The Cybersecurity and Infrastructure Security Agency (CISA) has announced an additional opportunity for stakeholders to provide input on the Cyber Incident Reporting for Critical Infrastructure Act (CIRCIA). Originally passed in 2022, CIRCIA aims to establish
reporting requirements for cyber incidents and ransom payments across various sectors.
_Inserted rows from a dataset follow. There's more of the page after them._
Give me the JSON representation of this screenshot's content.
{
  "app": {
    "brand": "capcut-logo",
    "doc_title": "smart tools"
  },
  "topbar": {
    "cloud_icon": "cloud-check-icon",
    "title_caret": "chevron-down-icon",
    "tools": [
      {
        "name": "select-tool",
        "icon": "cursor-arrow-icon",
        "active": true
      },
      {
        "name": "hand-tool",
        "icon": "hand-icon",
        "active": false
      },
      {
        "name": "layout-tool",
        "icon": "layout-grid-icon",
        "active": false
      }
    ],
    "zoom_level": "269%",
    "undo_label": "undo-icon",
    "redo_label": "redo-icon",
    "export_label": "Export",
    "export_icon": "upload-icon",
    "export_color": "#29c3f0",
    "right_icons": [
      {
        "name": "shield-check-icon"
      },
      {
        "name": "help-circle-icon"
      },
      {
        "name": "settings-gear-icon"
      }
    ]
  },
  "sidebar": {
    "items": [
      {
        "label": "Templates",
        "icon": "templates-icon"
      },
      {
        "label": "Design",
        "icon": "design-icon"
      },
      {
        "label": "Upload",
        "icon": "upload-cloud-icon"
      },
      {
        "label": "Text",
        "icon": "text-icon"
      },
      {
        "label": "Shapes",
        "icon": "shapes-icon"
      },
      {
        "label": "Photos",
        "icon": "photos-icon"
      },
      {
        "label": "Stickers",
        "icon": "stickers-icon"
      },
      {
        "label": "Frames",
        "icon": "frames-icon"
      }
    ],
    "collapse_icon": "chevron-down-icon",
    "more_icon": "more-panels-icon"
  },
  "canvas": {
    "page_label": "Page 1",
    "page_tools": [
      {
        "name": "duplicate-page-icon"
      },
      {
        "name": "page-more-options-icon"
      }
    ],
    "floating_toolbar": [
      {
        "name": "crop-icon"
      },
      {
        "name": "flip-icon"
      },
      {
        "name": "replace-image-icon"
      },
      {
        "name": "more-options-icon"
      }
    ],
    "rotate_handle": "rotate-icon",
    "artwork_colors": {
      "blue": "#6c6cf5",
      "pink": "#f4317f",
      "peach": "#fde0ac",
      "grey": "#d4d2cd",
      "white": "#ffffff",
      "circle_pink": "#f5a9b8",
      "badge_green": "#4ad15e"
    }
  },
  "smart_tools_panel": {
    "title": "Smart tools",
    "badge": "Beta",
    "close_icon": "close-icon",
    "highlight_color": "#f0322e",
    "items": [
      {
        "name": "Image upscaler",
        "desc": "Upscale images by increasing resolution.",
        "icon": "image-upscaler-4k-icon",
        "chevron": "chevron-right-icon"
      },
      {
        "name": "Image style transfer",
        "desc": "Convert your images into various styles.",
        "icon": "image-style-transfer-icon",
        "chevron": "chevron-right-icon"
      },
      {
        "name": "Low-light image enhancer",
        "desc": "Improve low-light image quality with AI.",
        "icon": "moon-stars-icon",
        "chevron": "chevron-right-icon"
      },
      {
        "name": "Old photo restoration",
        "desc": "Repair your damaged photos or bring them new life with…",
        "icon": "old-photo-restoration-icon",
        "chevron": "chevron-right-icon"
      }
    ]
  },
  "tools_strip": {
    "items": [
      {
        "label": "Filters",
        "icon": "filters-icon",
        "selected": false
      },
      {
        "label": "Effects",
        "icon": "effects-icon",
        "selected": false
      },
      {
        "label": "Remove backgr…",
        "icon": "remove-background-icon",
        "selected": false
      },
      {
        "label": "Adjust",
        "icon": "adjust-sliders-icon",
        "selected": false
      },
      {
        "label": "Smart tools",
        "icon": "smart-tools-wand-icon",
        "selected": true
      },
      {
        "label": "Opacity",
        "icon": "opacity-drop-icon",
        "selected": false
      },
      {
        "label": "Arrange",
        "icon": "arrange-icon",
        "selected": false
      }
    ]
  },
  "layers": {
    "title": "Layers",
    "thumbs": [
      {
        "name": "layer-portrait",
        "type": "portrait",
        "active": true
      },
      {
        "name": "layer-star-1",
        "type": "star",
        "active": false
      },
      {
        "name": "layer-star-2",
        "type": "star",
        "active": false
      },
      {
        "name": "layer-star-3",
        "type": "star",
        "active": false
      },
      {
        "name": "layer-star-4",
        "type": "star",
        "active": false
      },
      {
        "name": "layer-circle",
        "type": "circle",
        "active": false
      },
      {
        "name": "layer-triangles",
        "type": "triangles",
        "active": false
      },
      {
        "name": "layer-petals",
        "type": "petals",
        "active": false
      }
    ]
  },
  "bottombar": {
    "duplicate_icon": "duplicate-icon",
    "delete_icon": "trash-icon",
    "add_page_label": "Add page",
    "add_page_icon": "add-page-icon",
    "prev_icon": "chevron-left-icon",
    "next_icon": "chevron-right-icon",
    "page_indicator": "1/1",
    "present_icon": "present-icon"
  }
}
CISA missed its initial deadline for finalizing the rulemaking and now anticipates completion by Spring 2026. The agency will hold a series of virtual town hall meetings in March and April to gather feedback, focusing on refining the scope and reducing the regulatory burden of CIRCIA.
Why It's Important?
CIRCIA's implementation is crucial for enhancing the federal government's visibility into the cyber threat landscape, particularly for critical infrastructure sectors. The additional feedback period allows stakeholders to influence the final rule, potentially reducing compliance costs and aligning federal and state reporting requirements. The outcome of this process will impact how effectively the U.S. can respond to cyber threats and protect critical infrastructure. The health sector, among others, is closely monitoring the rule's development, as its inclusion in the reporting requirements is likely.
What's Next?
CISA will conduct town hall meetings across various sectors, including healthcare, energy, and transportation, to gather stakeholder input. The agency seeks actionable improvements to clarify or reduce the burden of CIRCIA's requirements. The feedback will inform the final rule, expected in Spring 2026. Stakeholders are encouraged to participate actively to ensure their concerns are addressed. The final rule will shape the future of cyber incident reporting and influence the U.S.'s overall cybersecurity posture.